We’ve discussed before some of the ways gardeners can create a great habitat for pollinators and this new book from The Xerces Society adds to the discussion. The book, 100 Plants to Feed the Bees: Providing a Healthy Habitat to Help Pollinators Thrive (Storey Publishing, 2016), begins with a discussion of problems faced by pollinators and how to create a habitat. The authors emphasize the use of local native plants, which are the plants that pollinators in each region have evolved to use. The bulk of the book is the list of 100 plants, which includes native perennials, trees and shrubs as well as nonnative plants that also help pollinators, such as herbs.
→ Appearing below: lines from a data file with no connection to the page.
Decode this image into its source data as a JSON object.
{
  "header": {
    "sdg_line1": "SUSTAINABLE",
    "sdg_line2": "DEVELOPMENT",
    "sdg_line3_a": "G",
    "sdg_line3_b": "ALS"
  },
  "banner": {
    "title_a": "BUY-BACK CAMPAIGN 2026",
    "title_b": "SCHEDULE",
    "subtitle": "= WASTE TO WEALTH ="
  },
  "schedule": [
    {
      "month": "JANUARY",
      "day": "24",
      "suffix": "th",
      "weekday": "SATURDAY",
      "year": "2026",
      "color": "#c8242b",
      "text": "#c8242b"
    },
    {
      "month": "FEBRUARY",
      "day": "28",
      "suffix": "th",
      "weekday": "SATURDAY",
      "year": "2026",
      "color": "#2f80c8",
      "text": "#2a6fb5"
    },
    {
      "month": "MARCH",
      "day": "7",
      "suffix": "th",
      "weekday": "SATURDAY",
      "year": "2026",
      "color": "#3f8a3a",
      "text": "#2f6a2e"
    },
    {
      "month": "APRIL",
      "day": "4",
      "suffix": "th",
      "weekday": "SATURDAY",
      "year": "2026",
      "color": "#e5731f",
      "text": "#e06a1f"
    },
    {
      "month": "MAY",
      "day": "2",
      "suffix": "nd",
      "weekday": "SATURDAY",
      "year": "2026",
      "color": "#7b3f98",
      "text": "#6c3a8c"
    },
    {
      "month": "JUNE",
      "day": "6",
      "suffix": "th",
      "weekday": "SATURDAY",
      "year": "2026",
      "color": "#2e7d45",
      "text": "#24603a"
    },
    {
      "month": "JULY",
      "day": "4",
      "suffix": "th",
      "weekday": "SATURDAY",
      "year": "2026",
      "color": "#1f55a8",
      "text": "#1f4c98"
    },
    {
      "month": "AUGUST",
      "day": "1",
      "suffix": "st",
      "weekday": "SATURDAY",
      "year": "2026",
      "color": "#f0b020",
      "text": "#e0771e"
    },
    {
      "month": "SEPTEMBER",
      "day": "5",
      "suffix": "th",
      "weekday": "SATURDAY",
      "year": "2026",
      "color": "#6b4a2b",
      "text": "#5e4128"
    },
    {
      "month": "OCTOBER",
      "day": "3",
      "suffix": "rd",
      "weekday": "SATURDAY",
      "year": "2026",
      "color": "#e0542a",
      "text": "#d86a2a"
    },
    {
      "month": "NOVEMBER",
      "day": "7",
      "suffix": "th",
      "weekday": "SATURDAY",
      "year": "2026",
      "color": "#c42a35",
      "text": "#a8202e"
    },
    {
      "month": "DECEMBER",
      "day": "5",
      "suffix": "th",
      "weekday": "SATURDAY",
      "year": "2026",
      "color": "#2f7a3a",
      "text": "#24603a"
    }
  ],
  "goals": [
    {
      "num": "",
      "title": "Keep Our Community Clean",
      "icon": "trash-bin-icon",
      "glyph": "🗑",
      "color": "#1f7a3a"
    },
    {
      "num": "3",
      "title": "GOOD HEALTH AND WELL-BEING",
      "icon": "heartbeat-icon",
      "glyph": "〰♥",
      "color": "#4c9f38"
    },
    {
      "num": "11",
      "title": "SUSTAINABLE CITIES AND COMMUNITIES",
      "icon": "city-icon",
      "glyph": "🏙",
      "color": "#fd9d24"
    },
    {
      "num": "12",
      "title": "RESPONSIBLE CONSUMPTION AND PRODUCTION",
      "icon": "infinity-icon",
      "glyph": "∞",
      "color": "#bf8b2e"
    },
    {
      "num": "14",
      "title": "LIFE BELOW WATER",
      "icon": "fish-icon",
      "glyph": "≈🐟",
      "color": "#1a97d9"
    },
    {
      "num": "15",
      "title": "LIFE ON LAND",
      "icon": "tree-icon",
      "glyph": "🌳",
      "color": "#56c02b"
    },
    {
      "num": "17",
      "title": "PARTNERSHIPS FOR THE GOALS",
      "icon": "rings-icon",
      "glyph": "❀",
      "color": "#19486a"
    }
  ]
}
One of the best features of the book is its maps, which are located next to each plant listing. Some pollinator plants have very narrow ranges, such as buckwheat tree (Cliftonia monophylla), a small tree or bush that makes its home in the swamps of northern Florida and southern Georgia and Lousiana. Honeybees that visit the buckwheat tree produce an almost red honey. While not all the plants listed in the book will survive in the North, the vast majority of the plants listed will grow here. Many of the suggestions are native plants gardeners know: coneflower, anise hyssop, black eyed Susans, bee balm, sneezeweed (Helenium) and other meadow plants.
Some of the plants listed, however, were new to me. For instance, has anyone planted figwort (Scophularia spp.)? It is recommended for prairie restorations rather than home gardens, but it apparently attracts all sorts of wasps, bees, flies and hummingbirds. Minnesota Wildflowers, one of the best sites for information on native plants in Minnesota, describes the lanceleaf figwort as “not a very showy flower, but pollinators love it.”
Another new to me plant in the book was manzanita (Arctostaphylos). It also has the common name bearberry and, according to Minnesota Wildflowers, it grows in all but the southeast corner of Minnesota. The plant’s pretty white flowers in spring resemble a blueberry flower and that is followed by a bright red berry. A low-growing shrub that does well in rocky habitats, manzanita or bearberry can be found in Voyageurs National Park and many other places.
If you are looking for plants to plant for pollinators, 100 Plants to Feed the Bees is an accessible and interesting book. You are sure to learn something about bees and plants here!